Reducing developer resources needed to build and maintain solutions supports both IoT solution cost models and the macroeconomic conditions necessary to accelerate innovation.
The lower the cost and technological barriers to building new solutions, the more innovative ideas will find their way to market.
Data is the new oil, except that unlike oil, data uses are limitless and do not directly pollute. So why aren’t we doing everything possible to facilitate sharing data? Research consistently shows organizations struggle to share data even in smart cities where the benefits are so clear. Boston Consulting Group research shows “IoT-enabled applications rely on limited, siloed data.” We need to break the silos. Just like we define open APIs, we need to define standard data formats.

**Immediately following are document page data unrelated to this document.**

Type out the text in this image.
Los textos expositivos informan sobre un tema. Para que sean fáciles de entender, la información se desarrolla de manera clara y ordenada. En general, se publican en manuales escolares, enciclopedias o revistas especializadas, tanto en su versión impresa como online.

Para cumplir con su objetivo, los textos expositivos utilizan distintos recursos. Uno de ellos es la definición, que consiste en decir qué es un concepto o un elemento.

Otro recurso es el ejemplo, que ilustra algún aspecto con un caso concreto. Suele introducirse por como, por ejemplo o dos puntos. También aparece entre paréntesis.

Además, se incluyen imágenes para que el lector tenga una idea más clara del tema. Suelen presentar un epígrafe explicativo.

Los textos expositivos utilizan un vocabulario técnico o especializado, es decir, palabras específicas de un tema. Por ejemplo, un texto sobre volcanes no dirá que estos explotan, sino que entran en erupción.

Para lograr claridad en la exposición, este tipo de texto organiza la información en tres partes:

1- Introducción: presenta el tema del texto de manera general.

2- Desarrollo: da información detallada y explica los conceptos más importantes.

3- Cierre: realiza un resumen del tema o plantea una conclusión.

Different industries are already working on this problem, like South East Water (SEW) for water metering. SEW defined fifty-nine data objects for smart water metering under the Lightweight M2M standard (LwM2M).

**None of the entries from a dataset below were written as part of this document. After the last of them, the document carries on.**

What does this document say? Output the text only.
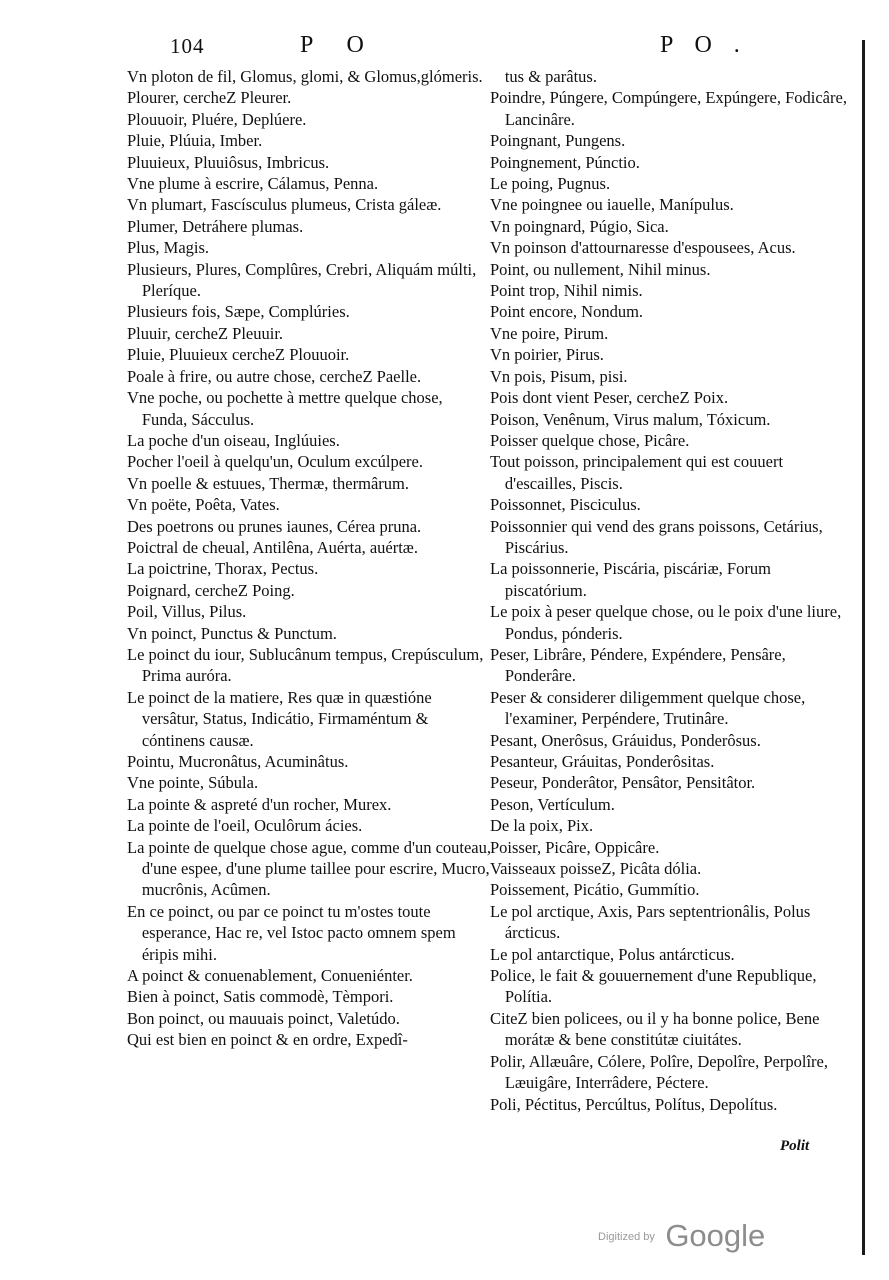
104	P O	P O .

Vn ploton de fil, Glomus, glomi, & Glomus,glómeris.

Plourer, cercheZ Pleurer.

Plouuoir, Pluére, Deplúere.

Pluie, Plúuia, Imber.

Pluuieux, Pluuiôsus, Imbricus.

Vne plume à escrire, Cálamus, Penna.

Vn plumart, Fascísculus plumeus, Crista gáleæ.

Plumer, Detráhere plumas.

Plus, Magis.

Plusieurs, Plures, Complûres, Crebri, Aliquám múlti, Pleríque.

Plusieurs fois, Sæpe, Complúries.

Pluuir, cercheZ Pleuuir.

Pluie, Pluuieux cercheZ Plouuoir.

Poale à frire, ou autre chose, cercheZ Paelle.

Vne poche, ou pochette à mettre quelque chose, Funda, Sácculus.

La poche d'un oiseau, Inglúuies.

Pocher l'oeil à quelqu'un, Oculum excúlpere.

Vn poelle & estuues, Thermæ, thermârum.

Vn poëte, Poêta, Vates.

Des poetrons ou prunes iaunes, Cérea pruna.

Poictral de cheual, Antilêna, Auérta, auértæ.

La poictrine, Thorax, Pectus.

Poignard, cercheZ Poing.

Poil, Villus, Pilus.

Vn poinct, Punctus & Punctum.

Le poinct du iour, Sublucânum tempus, Crepúsculum, Prima auróra.

Le poinct de la matiere, Res quæ in quæstióne versâtur, Status, Indicátio, Firmaméntum & cóntinens causæ.

Pointu, Mucronâtus, Acuminâtus.

Vne pointe, Súbula.

La pointe & aspreté d'un rocher, Murex.

La pointe de l'oeil, Oculôrum ácies.

La pointe de quelque chose ague, comme d'un couteau, d'une espee, d'une plume taillee pour escrire, Mucro, mucrônis, Acûmen.

En ce poinct, ou par ce poinct tu m'ostes toute esperance, Hac re, vel Istoc pacto omnem spem éripis mihi.

A poinct & conuenablement, Conueniénter.

Bien à poinct, Satis commodè, Tèmpori.

Bon poinct, ou mauuais poinct, Valetúdo.

Qui est bien en poinct & en ordre, Expedî-

tus & parâtus.

Poindre, Púngere, Compúngere, Expúngere, Fodicâre, Lancinâre.

Poingnant, Pungens.

Poingnement, Púnctio.

Le poing, Pugnus.

Vne poingnee ou iauelle, Manípulus.

Vn poingnard, Púgio, Sica.

Vn poinson d'attournaresse d'espousees, Acus.

Point, ou nullement, Nihil minus.

Point trop, Nihil nimis.

Point encore, Nondum.

Vne poire, Pirum.

Vn poirier, Pirus.

Vn pois, Pisum, pisi.

Pois dont vient Peser, cercheZ Poix.

Poison, Venênum, Virus malum, Tóxicum.

Poisser quelque chose, Picâre.

Tout poisson, principalement qui est couuert d'escailles, Piscis.

Poissonnet, Pisciculus.

Poissonnier qui vend des grans poissons, Cetárius, Piscárius.

La poissonnerie, Piscária, piscáriæ, Forum piscatórium.

Le poix à peser quelque chose, ou le poix d'une liure, Pondus, pónderis.

Peser, Librâre, Péndere, Expéndere, Pensâre, Ponderâre.

Peser & considerer diligemment quelque chose, l'examiner, Perpéndere, Trutinâre.

Pesant, Onerôsus, Gráuidus, Ponderôsus.

Pesanteur, Gráuitas, Ponderôsitas.

Peseur, Ponderâtor, Pensâtor, Pensitâtor.

Peson, Vertículum.

De la poix, Pix.

Poisser, Picâre, Oppicâre.

Vaisseaux poisseZ, Picâta dólia.

Poissement, Picátio, Gummítio.

Le pol arctique, Axis, Pars septentrionâlis, Polus árcticus.

Le pol antarctique, Polus antárcticus.

Police, le fait & gouuernement d'une Republique, Polítia.

CiteZ bien policees, ou il y ha bonne police, Bene morátæ & bene constitútæ ciuitátes.

Polir, Allæuâre, Cólere, Polîre, Depolîre, Perpolîre, Læuigâre, Interrâdere, Péctere.

Poli, Péctitus, Percúltus, Polítus, Depolítus.

Polit
$^{Digitized by}$ Google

Anyone building smart water metering solutions can use these data objects for free. If we all used the same underlying data models, the shared data could better manage water, the world’s most precious resource.
Securely sharing data while respecting privacy concerns should be as simple as a business decision and a few mouse-clicks.
All IoT devices require certain device management services to manage operational costs, including but not limited to zero-touch provisioning, security, firmware updates, and data reporting.
Then there is the question of how to future-proof IoT investments. Choosing a device management platform to operate devices securely should be a business decision, not an IT project. In IoT, like all industries, businesses will come and go. The regulatory environment will evolve. In the last twelve months, ARM Pelion was spun-out, and we had the passage of the US IoT Cybersecurity Act.
As our world continues to digitize, IoT adopters must cost-effectively support IoT devices using whatever standard device management system makes sense. Likewise, IoT device manufacturers and markets benefit from interoperability standards support. The inverse also being true of proprietary-based solutions.
IoT adoption hasn’t failed to meet early expectations because we can’t scale the technology to support millions of devices but haven’t paid enough attention to business concerns. Other industries can show us the way.
Look at how the GSMA and global cellular standards are starting to shape IoT. Now a single NB-IoT or LTE object can be deployed anywhere in the world, providing small and big organizations access to global markets. LTE and NB-IoT module pricing keeps going down, driven by aggressive Chinese adoption. And with no connectivity infrastructure to deploy, cellular networks improve the economics of large deployments and proofs-of-concept. Non-cellular networks have their use-cases, but it is hard to argue against this kind of economic rationalization as market studies increasingly show.
Gartner said in Hype Cycle for IoT Standards and Protocols, June 2020, “LwM2M simplifies and unifies IoT application development.” Agreed also provides essential device management services to manage IoT solutions while supporting forward-thinking IoT strategies.
Take a moment to listen to what Itron’s Senior IoT architect David Howard has to say regarding LwM2M device management’s strategic importance.
IoT creates value by changing the economics of collecting and acting upon data, but getting to meaningful adoption numbers will require future-proof IoT strategies with predictable, manageable cost structures.
The market is speaking, saying, “IoT is not enough. We need a strategy.” Is anybody listening?